Now I'm not saying the barbarian is currently balanced with defender HP, but I'm sure it could be. But I do not want roles to become the tomb for good class design, and I'm pleased to see WOTC is willing to push the envelope a bit on this one.

Looking at it again you're right. I can certainly see where getting locked into one mindset for any rules design is going to be a bad thing.

I could get behind this for a barbarian, especially if they can somehow fix the chainmail issue. Perhaps a feature not unlike the armor restrictions that the tempest fighter has?
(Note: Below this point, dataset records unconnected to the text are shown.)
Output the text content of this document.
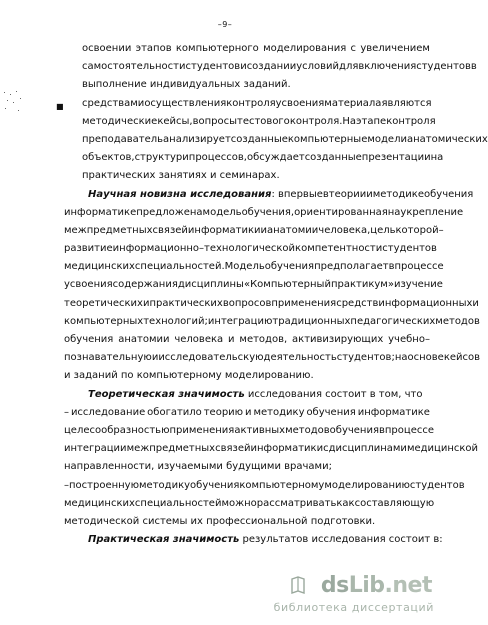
–9–
■
освоении этапов компьютерного моделирования с увеличением
самостоятельности студентов и создании условий для включения студентов в
выполнение индивидуальных заданий.
средствами осуществления контроля усвоения материала являются
методические кейсы, вопросы тестового контроля. На этапе контроля
преподаватель анализирует созданные компьютерные модели анатомических
объектов, структур и процессов, обсуждает созданные презентации на
практических занятиях и семинарах.
Научная новизна исследования : впервые в теории и методике обучения
информатике предложена модель обучения, ориентированная на укрепление
межпредметных связей информатики и анатомии человека, цель которой –
развитие информационно–технологической компетентности студентов
медицинских специальностей. Модель обучения предполагает в процессе
усвоения содержания дисциплины «Компьютерный практикум» изучение
теоретических и практических вопросов применения средств информационных и
компьютерных технологий; интеграцию традиционных педагогических методов
обучения анатомии человека и методов, активизирующих учебно–
познавательную и исследовательскую деятельность студентов; на основе кейсов
и заданий по компьютерному моделированию.
Теоретическая значимость исследования состоит в том, что
– исследование обогатило теорию и методику обучения информатике
целесообразностью применения активных методов обучения в процессе
интеграции межпредметных связей информатики с дисциплинами медицинской
направленности, изучаемыми будущими врачами;
– построенную методику обучения компьютерному моделированию студентов
медицинских специальностей можно рассматривать как составляющую
методической системы их профессиональной подготовки.
Практическая значимость результатов исследования состоит в:
dsLib.net
библиотека диссертаций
I would still prefer that raging be the barbarian's extra damage mechanic, kicking in an extra 2d6 once per round for a negative 2-4 defense penalty or something similar. I think that would effectively solve the armor issue all by itself and get the "easy to hit, hard to take down" effect they seem to be shooting for. You could still tack on the neat effects for the daily rages on top of that, but you have to keep raging to keep the effect.